Schwerer tue ich mich mit Menschen, die versuchen mit aller Macht ihre Weltsicht durch eine Basta-Mentalität zu verteidigen und vor jeglichen kritischen Anfragen zu schützen. Solche Menschen gibt es auf beiden Seiten. Wirklich befremdlich finde ich es aber, wenn bis in die höchsten Kreise in unserer Kirche bei bestimmten Fragen, die Bibel dann doch wieder als Steinbruch missbraucht wird, um entgegen theologischer, insbesondere bibelwissenschaftlicher – und auch humanwissenschaftlicher Erkenntnisse jedes Reformanliegen im Keim zu ersticken. Die dringende Überprüfung der Sexualmoral, der Ämterfrage, der Ökumene, der Frage nach Gleichberechtigung der Geschlechter und des Umgangs mit Menschen in pastoralen Notlagen sind nur einige Beispiel, bei denen theologische Forscher zu Neubewertungen kommen. Dagegen steht die zunehmende Immunisierung von Entscheidungsträgern, die sich die immer selben Steine aus Schrift und Tradition rausbrechen als Beweise für ihre zementierte Sichtweise. Anknüpfungspunkte in Schrift und Tradition für einen anderen Umgang mit bestimmten Fragen werden ignoriert oder geleugnet. Die Behauptung, es gäbe nur den einen unveränderbaren katholischen Glauben lässt sich mit vielen Beispielen aus der Kirchengeschichte widerlegen. Die schon erwähnte Frage der Entstehung der Welt oder aber die Frage, was mit ungetauften verstorbenen Kindern geschieht sind nur zwei beliebig herausgegriffene Beispiele. Zur Selbstimmunisierung gehört auch, Menschen die Verlautbarungen des Lehramtes mit vernunftbasierten Argumenten kritisch anfragen, als Abtrünnige, Häretiker oder Kirchenspalter zu diffamieren. Das alles geschieht dann oft mit dem Hinweis, es gehe darum die Einheit der Kirche zu bewahren. Interessant daran ist, wie schnell und scheinbar mühelos diejenigen, denen die Einheit der Kirche so wichtig scheint, die Einheit mit Kritikern einseitig aufkündigen. Glaube wird hier reduziert auf das Fürwahrhalten von Sätzen, deren kritische Überprüfung mit den Mitteln verunftbasierter Argumente kategorisch verweigert wird. Persönliche Erfahrungen mit diesem menschenfreundlichen Gott, und die Vorstellung, dass Glaube sich nicht ausschließlich im Lehramt, sondern auch in der persönlichen Gottesbeziehung eines jeden einzelnen Christen und vor allem in der Gemeinschaft aller Christen vollzieht, haben da keinen Platz.
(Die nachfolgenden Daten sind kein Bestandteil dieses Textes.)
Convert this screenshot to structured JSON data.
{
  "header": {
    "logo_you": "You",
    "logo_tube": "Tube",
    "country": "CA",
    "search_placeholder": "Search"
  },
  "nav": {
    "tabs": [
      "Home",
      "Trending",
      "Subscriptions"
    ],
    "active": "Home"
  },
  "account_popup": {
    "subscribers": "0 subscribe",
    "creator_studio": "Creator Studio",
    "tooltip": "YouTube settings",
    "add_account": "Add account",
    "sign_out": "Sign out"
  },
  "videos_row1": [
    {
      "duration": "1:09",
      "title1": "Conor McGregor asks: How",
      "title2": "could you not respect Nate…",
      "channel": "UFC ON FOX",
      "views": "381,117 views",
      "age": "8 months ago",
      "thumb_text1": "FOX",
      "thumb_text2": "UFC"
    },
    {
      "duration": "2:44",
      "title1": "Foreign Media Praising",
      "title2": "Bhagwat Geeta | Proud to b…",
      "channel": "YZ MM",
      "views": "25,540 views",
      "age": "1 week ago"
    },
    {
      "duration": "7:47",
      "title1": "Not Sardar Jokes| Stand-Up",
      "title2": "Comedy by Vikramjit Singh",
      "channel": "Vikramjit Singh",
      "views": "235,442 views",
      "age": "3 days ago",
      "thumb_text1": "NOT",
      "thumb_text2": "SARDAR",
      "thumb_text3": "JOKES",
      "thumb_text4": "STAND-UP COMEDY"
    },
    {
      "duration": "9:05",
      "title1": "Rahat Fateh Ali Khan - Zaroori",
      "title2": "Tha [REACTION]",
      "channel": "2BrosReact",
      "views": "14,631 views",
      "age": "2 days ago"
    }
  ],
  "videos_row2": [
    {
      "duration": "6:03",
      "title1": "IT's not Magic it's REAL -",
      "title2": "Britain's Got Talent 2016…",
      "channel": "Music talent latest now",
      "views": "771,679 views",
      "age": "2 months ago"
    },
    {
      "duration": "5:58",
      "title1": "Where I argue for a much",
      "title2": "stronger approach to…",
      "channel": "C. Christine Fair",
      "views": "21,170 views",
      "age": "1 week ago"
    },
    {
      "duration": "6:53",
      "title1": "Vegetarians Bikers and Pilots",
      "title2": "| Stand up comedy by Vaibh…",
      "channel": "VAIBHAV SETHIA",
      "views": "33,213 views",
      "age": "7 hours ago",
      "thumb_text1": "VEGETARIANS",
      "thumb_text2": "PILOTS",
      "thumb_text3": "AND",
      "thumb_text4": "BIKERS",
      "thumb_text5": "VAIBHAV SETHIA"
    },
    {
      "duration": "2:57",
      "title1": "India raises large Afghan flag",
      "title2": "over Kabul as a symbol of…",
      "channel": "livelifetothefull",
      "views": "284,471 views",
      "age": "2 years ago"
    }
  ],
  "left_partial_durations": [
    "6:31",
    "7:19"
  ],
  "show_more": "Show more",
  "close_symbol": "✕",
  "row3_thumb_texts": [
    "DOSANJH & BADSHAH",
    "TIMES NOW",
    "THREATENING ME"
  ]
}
Das Argument Schaden von der Kirche abzuwenden wurde in den vergangenen Jahren oftmals als Triebfeder und Rechtfertigung für den völlig unzulänglichen Umgang mit sexualisierter Gewalt und anderen Formen des Missbrauchs innerhalb unserer Kirche genannt. Schaden sollte aber gar nicht von der Kirche abgewendet werden, sondern lediglich von einem bestimmten Personenkreis, der sich selber als “die Kirche” identifizierte. Aber die Opfer gehörten genauso zur Kirche wie die Täter und die Vertuscher. Die von innen und auch von außen betriebene ständige Identifizierung der Kirche mit Papst, Kurie, Bischöfen oder Klerikern ist eine unzumutbare Verkürzung.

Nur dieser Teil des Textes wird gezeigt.